その後「島の映画やさん」は、ディズニー映画以外にもチャレンジの幅を拡大。2016年のGWと夏に2回、『ガールズ&パンツァー』の上映会を開催した。2016年から2017年にかけての年末年始には大晦日年越し上映も実施し、計4回も上映会を行った。TVシリーズ全12話・OVA・劇場版の一挙上映の際には、関西エリアだけでなく関東方面からの来客もあった。山口さんは、『ガルパン』ホームページの上映劇場情報と毎日にらめっこしながら、全国で上映されていないタイミングを見つけ、上映会を企画したという。「みんなが観たいのに劇場で鑑賞できない、そんな期間を狙って上映すれば、お客さんが面白がってくれると考えた。一度面白がってくれれば、洲本オリオンや島の映画やさんをお客さんは憶えておいてくれる」と山口さんは考えた。

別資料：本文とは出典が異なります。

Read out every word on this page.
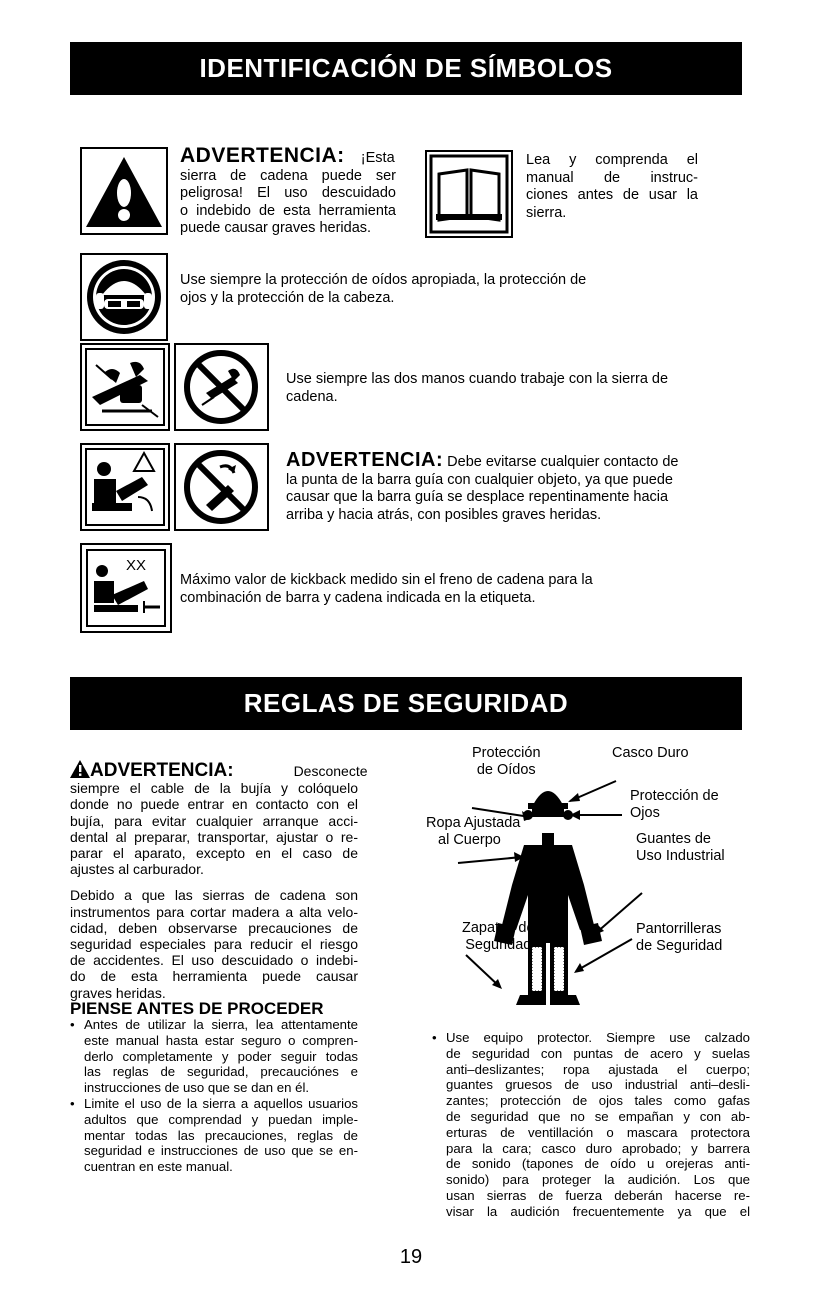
IDENTIFICACIÓN DE SÍMBOLOS
ADVERTENCIA: ¡Esta
sierra de cadena puede ser
peligrosa! El uso descuidado
o indebido de esta herramienta
puede causar graves heridas.
Lea y comprenda el
manual de instruc-
ciones antes de usar la
sierra.
Use siempre la protección de oídos apropiada, la protección de
ojos y la protección de la cabeza.
Use siempre las dos manos cuando trabaje con la sierra de
cadena.
ADVERTENCIA: Debe evitarse cualquier contacto de
la punta de la barra guía con cualquier objeto, ya que puede
causar que la barra guía se desplace repentinamente hacia
arriba y hacia atrás, con posibles graves heridas.
XX
Máximo valor de kickback medido sin el freno de cadena para la
combinación de barra y cadena indicada en la etiqueta.
REGLAS DE SEGURIDAD

ADVERTENCIA:	Desconecte

siempre el cable de la bujía y colóquelo
donde no puede entrar en contacto con el
bujía, para evitar cualquier arranque acci-
dental al preparar, transportar, ajustar o re-
parar el aparato, excepto en el caso de
ajustes al carburador.
Debido a que las sierras de cadena son
instrumentos para cortar madera a alta velo-
cidad, deben observarse precauciones de
seguridad especiales para reducir el riesgo
de accidentes. El uso descuidado o indebi-
do de esta herramienta puede causar
graves heridas.

PIENSE ANTES DE PROCEDER

• Antes de utilizar la sierra, lea attentamente
este manual hasta estar seguro o compren-
derlo completamente y poder seguir todas
las reglas de seguridad, precauciónes e
instrucciones de uso que se dan en él.
• Limite el uso de la sierra a aquellos usuarios
adultos que comprendad y puedan imple-
mentar todas las precauciones, reglas de
seguridad e instrucciones de uso que se en-
cuentran en este manual.
Protección
de Oídos
Casco Duro
Protección de
Ojos
Ropa Ajustada
al Cuerpo	Guantes de
Uso Industrial
Zapatos de
Seguridad
Pantorrilleras
de Seguridad
• Use equipo protector. Siempre use calzado
de seguridad con puntas de acero y suelas
anti–deslizantes; ropa ajustada el cuerpo;
guantes gruesos de uso industrial anti–desli-
zantes; protección de ojos tales como gafas
de seguridad que no se empañan y con ab-
erturas de ventillación o mascara protectora
para la cara; casco duro aprobado; y barrera
de sonido (tapones de oído u orejeras anti-
sonido) para proteger la audición. Los que
usan sierras de fuerza deberán hacerse re-
visar la audición frecuentemente ya que el
19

『ガールズ&パンツァー』の上映については塚口サンサン劇場によるイベント上映の取り組み、ウーファーでの重低音上映やクラッカーも掛け声、コスプレOKのマサラ上映などをキネプレで取り上げてきたが、こうした取り組みについて、山口さんは強く意識しているという。「淡路島にある『洲本オリオン』の場合、他でやっていないユニークなサービスをやらないと集客ができない」と実感。それが一挙上映につながった。「TVシリーズ全12話・OVA・劇場版の一挙上映を1日でやりきったのはサンサン劇場を含めても他にあまりない。一挙上映のために淡路島に行くことがお客さんにとってはネタにもなったのでは」と語る。

オリオン2人
洲本オリオンの野口さん(写真左)と、「島の映画やさん」の山口さん(右)

また、大きな看板を作成したり、登場人物のコスプレをしたりと、企画側がネタを用意すればさらに盛り上がるのでは、と山口さんは考えた。上映期間中は、ファンからのグッズを自由に置いたり装飾を施したりすることも受け付け、手作り感満載のイベントを作り上げた。

年越し上映の際には、塚口サンサン劇場からの逆注目も。サンサン劇場でのイベントで展示された手作りの戦車やグッズを洲本オリオンに送る、という援護射撃が行われるまでなり、その模様はTwitterでも広く拡散された。「商売気を度外視したお金のかけ方はできないが、手間はかける。そしてシネコンがやらないことをやる」と心構えを山口さんは語る。

オリオンガルパン

「洲本オリオンは休館していたがデジタル上映や3D上映の設備はあるので、いろんな企画ができる。施設の環境が整っており、休ませておくわけにはいかない」と話す山口さん。『ガルパン』一挙上映を行ったことで「自分の好きなものが淡路島で生まれる可能性があると感じた。誰かが自分と同じ気持ちを感じてくれているとうれしい」とお客さんへの思いを語る。

なお昨年末の上映会開催準備時、洲本オリオンの野口さんはこれまでの「島の映画やさん」の取り組みと集客実績を考慮しながら、兵庫県興行協会に対して「休館の取り下げ」を申し出た。「今後は、常時上映ではないが、洲本オリオンによる定期的な上映会を開催し続け、映画館の営業を頑張っていきます」と野口さんは話す。島の映画やさんの山口さんも歓迎し、「洲本オリオンの建物を壊さず、休館中も施設を維持されてきた野口さんの努力の賜物。もし『島の映画やさん』としての活動が洲本オリオン再開のきっかけに少しでも寄与しているとしたら嬉しい」と喜びを表した。今後も、映画館の灯火を絶やさぬよう、洲本オリオンは継続して上映会を開催していくという。